OPEC and Russia will ponder oil output under pressure from Biden.

Officials from the Organization of the Petroleum Exporting Countries, Russia and other oil producing nations will have a tricky decision to make on Thursday when they try to decide how much fuel they should put into the market.

They will meet by teleconference during a high-profile United Nations climate summit in Glasgow, where many attendees want to end the burning of fossil fuels, and during an energy crunch that has seen record prices for natural gas and electricity in Europe.

President Biden and other world leaders are pressuring countries like Saudi Arabia and the United Arab Emirates to increase production because oil prices, which collapsed during last year’s pandemic lockdown, have now reached their highest levels in seven years. Gasoline prices, too, have jumped in the United States, Britain and elsewhere.

The rise in prices, Mr. Biden said on Tuesday, “is a consequence of, thus far, the refusal of Russia or the OPEC nations to pump more oil.”

What will come out of Thursday’s meeting is uncertain. But amid the competing demands — expand production now, but also please eventually go out of business — some analysts say the oil ministers will probably decide to stick with their program, hammered out in July, of modest monthly increases of 400,000 barrels a day. Several oil ministers have recently predicted much the same thing.

“External pressure does not seem to have caused OPEC Plus to have changed tack,” said Richard Bronze, head of geopolitics at Energy Aspects, a research firm based in London. OPEC Plus is a group of 23 nations led by Saudi Arabia and Russia.

Part of the calculation may come down to how officials in Riyadh and Abu Dhabiweigh their own economic interests with ties to Washington.

In that regard, OPEC Plus may not be in a mood to do what Mr. Biden requests, especially as he and other leaders push for ambitious targets to cut greenhouse gas emissions and expand the production of electric cars.

We “suspect that there is growing frustration” among the oil producers “at being asked to supply more barrels by Western leaders who are also calling for a rapid transition to renewables and an end to the age of oil,” said Helima Croft, head of commodities strategy at RBC Capital Markets, in a note to clients.

An Aramco oil facility in Saudi Arabia. President Biden and other world leaders are pressuring countries like Saudi Arabia to produce more oil.Credit…Amr Nabil/Associated Press

With further climate pressures looming, the OPEC countries may prefer to reap high revenues, build their financial reserves and raise funds for investment in solar and wind power and other businesses that may eventually replace oil.

OPEC and its allies may also have less room to increase production than is believed. The group is falling short of its overall target, and some members, like Angola and Nigeria, are thought to have already reached their maximum outputs, while others, like Russia, may not be far away. It is not in the interest of countries unable to increase output for the Saudis and others to increase production, bringing down prices and revenues.

In addition, members of OPEC and its allies don’t view the current oil market as needing fixing. As OPEC officials note, natural gas and electricity markets, which are outside their purview, have been extremely volatile in recent weeks.
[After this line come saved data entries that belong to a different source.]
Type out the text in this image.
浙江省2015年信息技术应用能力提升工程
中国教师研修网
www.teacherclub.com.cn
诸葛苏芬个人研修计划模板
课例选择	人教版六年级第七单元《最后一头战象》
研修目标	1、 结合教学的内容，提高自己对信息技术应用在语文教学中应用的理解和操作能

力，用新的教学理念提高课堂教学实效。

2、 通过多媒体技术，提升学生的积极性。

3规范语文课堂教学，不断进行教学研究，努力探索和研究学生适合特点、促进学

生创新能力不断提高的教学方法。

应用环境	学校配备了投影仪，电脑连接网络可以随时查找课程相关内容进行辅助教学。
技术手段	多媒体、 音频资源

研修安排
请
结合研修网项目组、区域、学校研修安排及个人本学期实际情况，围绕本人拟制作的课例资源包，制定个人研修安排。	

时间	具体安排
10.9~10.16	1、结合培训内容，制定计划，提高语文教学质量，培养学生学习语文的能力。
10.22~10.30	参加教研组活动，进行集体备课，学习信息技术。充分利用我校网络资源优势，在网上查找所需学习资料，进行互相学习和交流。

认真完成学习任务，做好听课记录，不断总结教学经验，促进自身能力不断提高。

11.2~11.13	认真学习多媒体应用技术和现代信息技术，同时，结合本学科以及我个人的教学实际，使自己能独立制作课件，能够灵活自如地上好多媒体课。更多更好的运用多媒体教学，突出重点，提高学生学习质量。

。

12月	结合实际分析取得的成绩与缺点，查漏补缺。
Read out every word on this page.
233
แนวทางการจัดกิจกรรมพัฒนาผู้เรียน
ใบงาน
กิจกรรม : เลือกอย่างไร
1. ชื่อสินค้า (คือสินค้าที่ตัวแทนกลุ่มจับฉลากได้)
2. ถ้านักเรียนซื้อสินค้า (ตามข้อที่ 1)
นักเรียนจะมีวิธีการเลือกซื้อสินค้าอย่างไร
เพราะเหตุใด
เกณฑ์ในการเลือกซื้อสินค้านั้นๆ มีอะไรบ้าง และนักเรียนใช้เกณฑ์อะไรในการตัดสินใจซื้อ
Oil prices have risen more gradually.

“People need to copy and paste what OPEC Plus has done and what it has achieved,” Prince Abdulaziz bin Salman, the Saudi oil minister, said at an energy conference in Russia last month, according to Reuters.

Whatever OPEC Plus does, it is unlikely to have an immediate effect on the world’s thirst for oil.
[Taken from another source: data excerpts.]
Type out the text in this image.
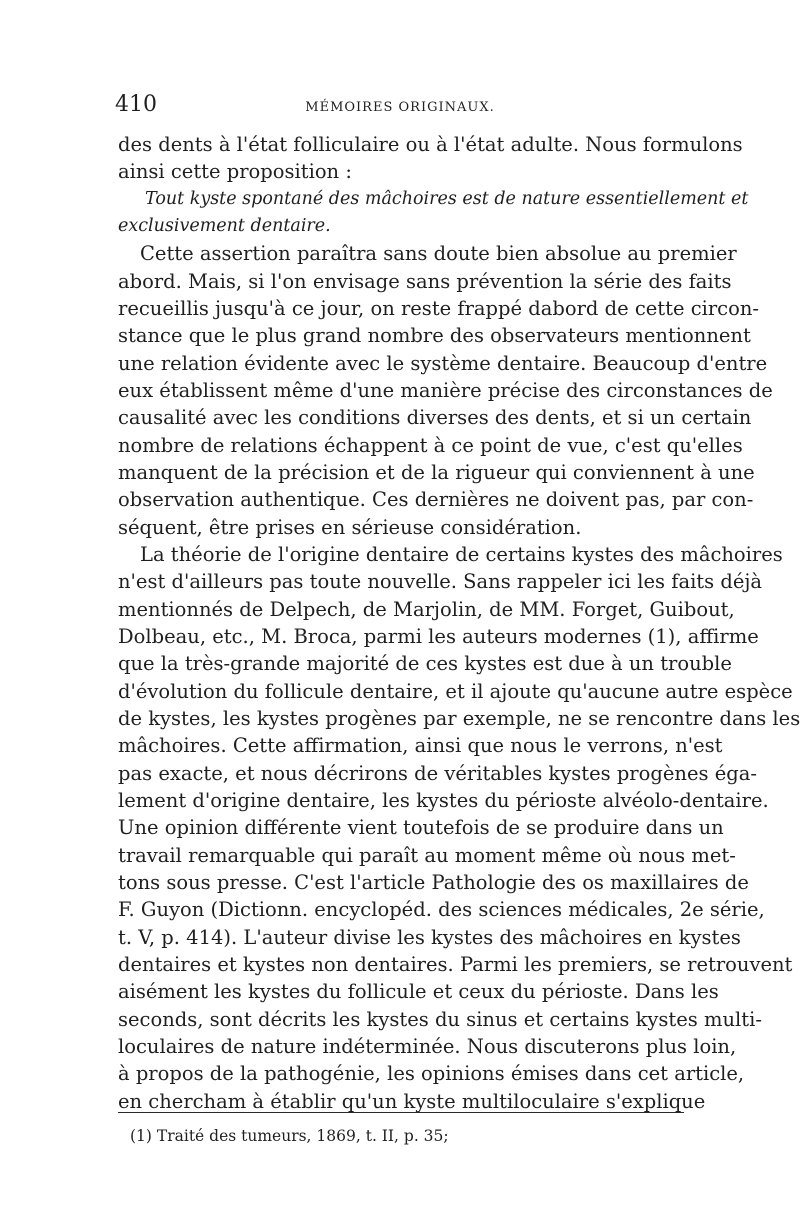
410	MÉMOIRES ORIGINAUX.
des dents à l'état folliculaire ou à l'état adulte. Nous formulons
ainsi cette proposition :
Tout kyste spontané des mâchoires est de nature essentiellement et
exclusivement dentaire.
Cette assertion paraîtra sans doute bien absolue au premier
abord. Mais, si l'on envisage sans prévention la série des faits
recueillis jusqu'à ce jour, on reste frappé dabord de cette circon-
stance que le plus grand nombre des observateurs mentionnent
une relation évidente avec le système dentaire. Beaucoup d'entre
eux établissent même d'une manière précise des circonstances de
causalité avec les conditions diverses des dents, et si un certain
nombre de relations échappent à ce point de vue, c'est qu'elles
manquent de la précision et de la rigueur qui conviennent à une
observation authentique. Ces dernières ne doivent pas, par con-
séquent, être prises en sérieuse considération.
La théorie de l'origine dentaire de certains kystes des mâchoires
n'est d'ailleurs pas toute nouvelle. Sans rappeler ici les faits déjà
mentionnés de Delpech, de Marjolin, de MM. Forget, Guibout,
Dolbeau, etc., M. Broca, parmi les auteurs modernes (1), affirme
que la très-grande majorité de ces kystes est due à un trouble
d'évolution du follicule dentaire, et il ajoute qu'aucune autre espèce
de kystes, les kystes progènes par exemple, ne se rencontre dans les
mâchoires. Cette affirmation, ainsi que nous le verrons, n'est
pas exacte, et nous décrirons de véritables kystes progènes éga-
lement d'origine dentaire, les kystes du périoste alvéolo-dentaire.
Une opinion différente vient toutefois de se produire dans un
travail remarquable qui paraît au moment même où nous met-
tons sous presse. C'est l'article Pathologie des os maxillaires de
F. Guyon (Dictionn. encyclopéd. des sciences médicales, 2e série,
t. V, p. 414). L'auteur divise les kystes des mâchoires en kystes
dentaires et kystes non dentaires. Parmi les premiers, se retrouvent
aisément les kystes du follicule et ceux du périoste. Dans les
seconds, sont décrits les kystes du sinus et certains kystes multi-
loculaires de nature indéterminée. Nous discuterons plus loin,
à propos de la pathogénie, les opinions émises dans cet article,
en chercham à établir qu'un kyste multiloculaire s'explique
(1) Traité des tumeurs, 1869, t. II, p. 35;
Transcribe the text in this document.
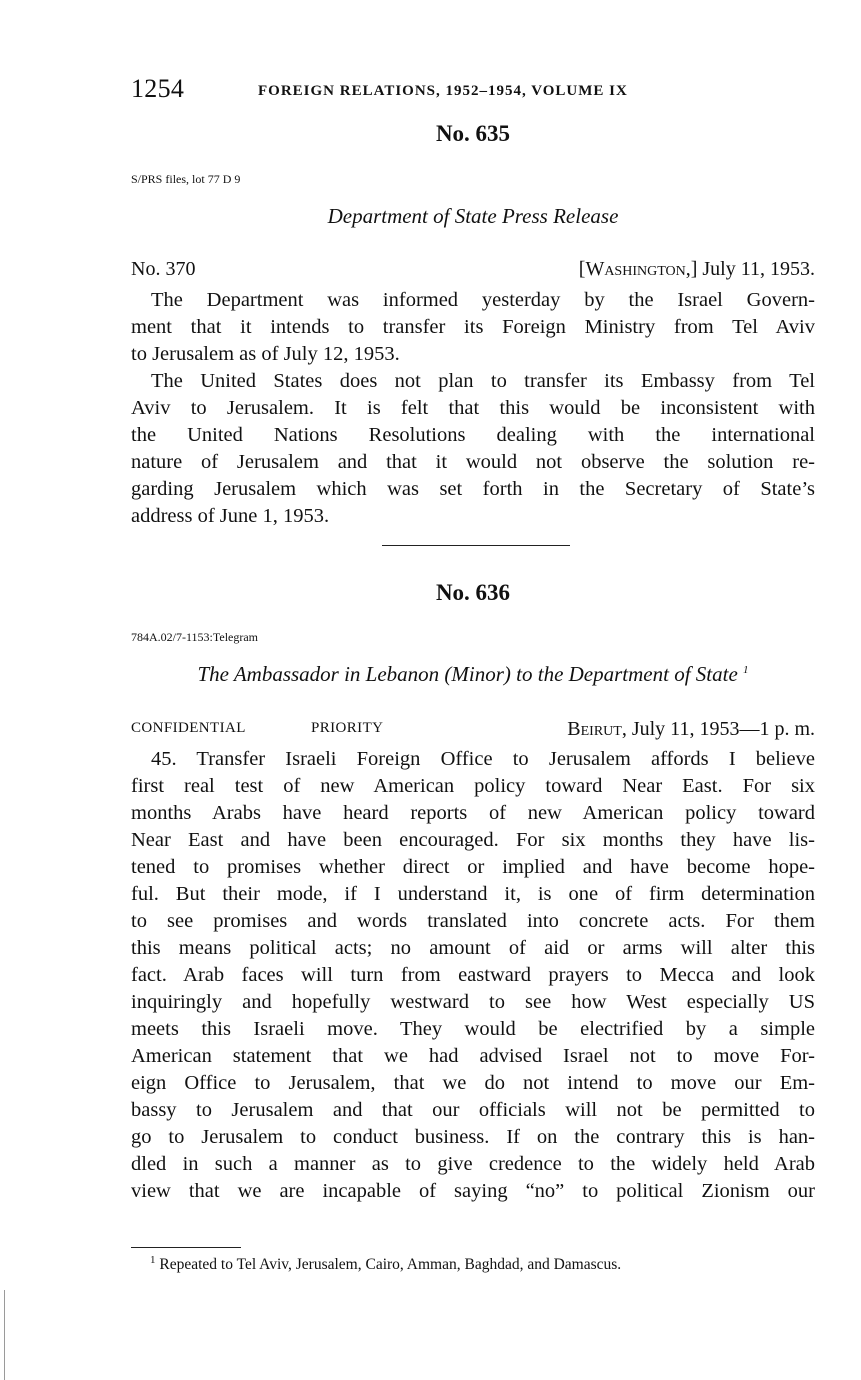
1254	FOREIGN RELATIONS, 1952–1954, VOLUME IX
No. 635
S/PRS files, lot 77 D 9
Department of State Press Release
No. 370	[Washington,] July 11, 1953.
The Department was informed yesterday by the Israel Govern-
ment that it intends to transfer its Foreign Ministry from Tel Aviv
to Jerusalem as of July 12, 1953.
The United States does not plan to transfer its Embassy from Tel
Aviv to Jerusalem. It is felt that this would be inconsistent with
the United Nations Resolutions dealing with the international
nature of Jerusalem and that it would not observe the solution re-
garding Jerusalem which was set forth in the Secretary of State’s
address of June 1, 1953.
No. 636
784A.02/7-1153:Telegram
The Ambassador in Lebanon (Minor) to the Department of State $^1$
CONFIDENTIAL	PRIORITY	Beirut, July 11, 1953—1 p. m.
45. Transfer Israeli Foreign Office to Jerusalem affords I believe
first real test of new American policy toward Near East. For six
months Arabs have heard reports of new American policy toward
Near East and have been encouraged. For six months they have lis-
tened to promises whether direct or implied and have become hope-
ful. But their mode, if I understand it, is one of firm determination
to see promises and words translated into concrete acts. For them
this means political acts; no amount of aid or arms will alter this
fact. Arab faces will turn from eastward prayers to Mecca and look
inquiringly and hopefully westward to see how West especially US
meets this Israeli move. They would be electrified by a simple
American statement that we had advised Israel not to move For-
eign Office to Jerusalem, that we do not intend to move our Em-
bassy to Jerusalem and that our officials will not be permitted to
go to Jerusalem to conduct business. If on the contrary this is han-
dled in such a manner as to give credence to the widely held Arab
view that we are incapable of saying “no” to political Zionism our
$^1$ Repeated to Tel Aviv, Jerusalem, Cairo, Amman, Baghdad, and Damascus.
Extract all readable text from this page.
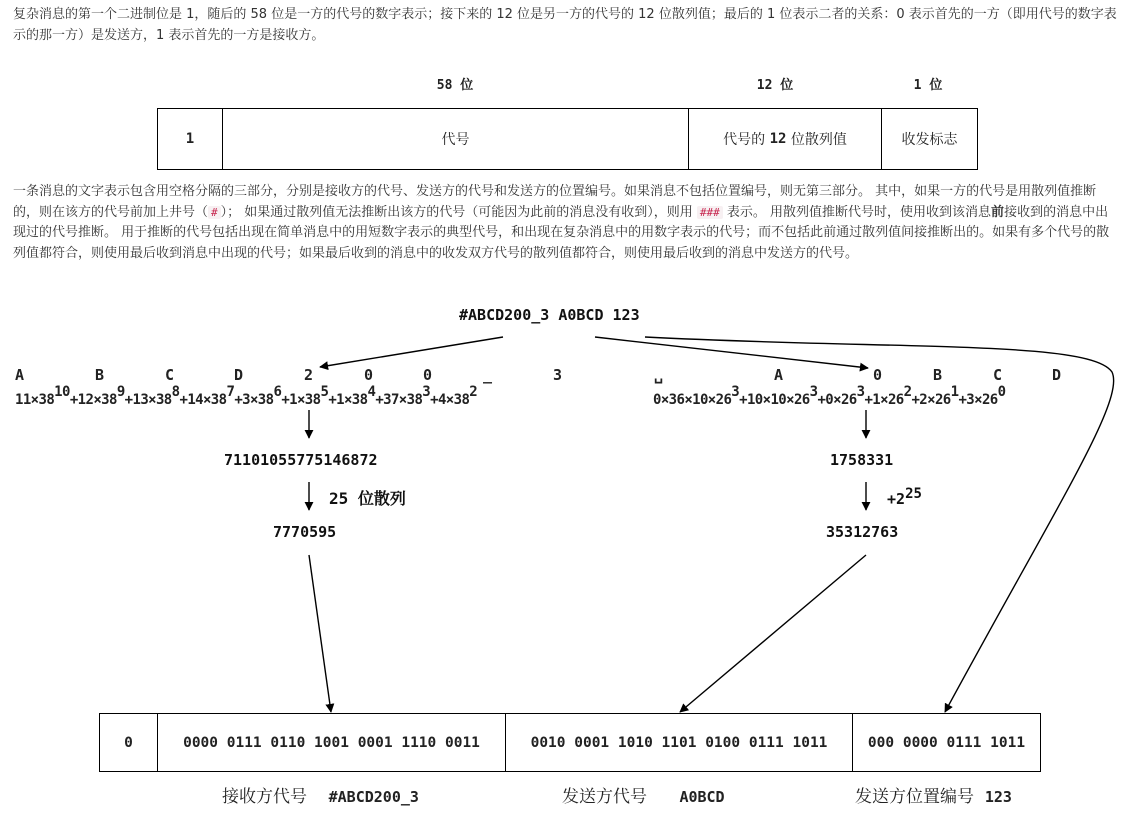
复杂消息的第一个二进制位是 1，随后的 58 位是一方的代号的数字表示；接下来的 12 位是另一方的代号的 12 位散列值；最后的 1 位表示二者的关系：0 表示首先的一方（即用代号的数字表示的那一方）是发送方，1 表示首先的一方是接收方。
58 位	12 位	1 位
1	代号	代号的
12
位散列值	收发标志
一条消息的文字表示包含用空格分隔的三部分，分别是接收方的代号、发送方的代号和发送方的位置编号。如果消息不包括位置编号，则无第三部分。 其中，如果一方的代号是用散列值推断的，则在该方的代号前加上井号（ # ）； 如果通过散列值无法推断出该方的代号（可能因为此前的消息没有收到），则用 ### 表示。 用散列值推断代号时，使用收到该消息前接收到的消息中出现过的代号推断。 用于推断的代号包括出现在简单消息中的用短数字表示的典型代号，和出现在复杂消息中的用数字表示的代号；而不包括此前通过散列值间接推断出的。如果有多个代号的散列值都符合，则使用最后收到消息中出现的代号；如果最后收到的消息中的收发双方代号的散列值都符合，则使用最后收到的消息中发送方的代号。
#ABCD200_3 A0BCD 123
A	B	C	D	2	0	0	_	3	␣	A	0	B	C	D
$11\times 38^{10}+12\times 38^9+13\times 38^8+14\times 38^7+3\times 38^6+1\times 38^5+1\times 38^4+37\times 38^3+4\times 38^2$	$0\times 36\times 10\times 26^3+10\times 10\times 26^3+0\times 26^3+1\times 26^2+2\times 26^1+3\times 26^0$
71101055775146872
25 位散列
7770595
1758331
$+2^{25}$
35312763
0	0000 0111 0110 1001 0001 1110 0011	0010 0001 1010 1101 0100 0111 1011	000 0000 0111 1011
接收方代号 #ABCD200_3	发送方代号 A0BCD	发送方位置编号 123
In the coming months, demand for oil, still the world’s largest source of energy, appears likely to grow further, as the global economy continues to recover, according to forecasters. Supply, however, may not keep pace, partly because oil companies and investors are wary of investing in what may be a dying business.

The result could be a bumpy transition.

“If you cut off supply faster than demand moves away from fossil fuels, you are going to get high and volatile prices,” Mr. Bronze said.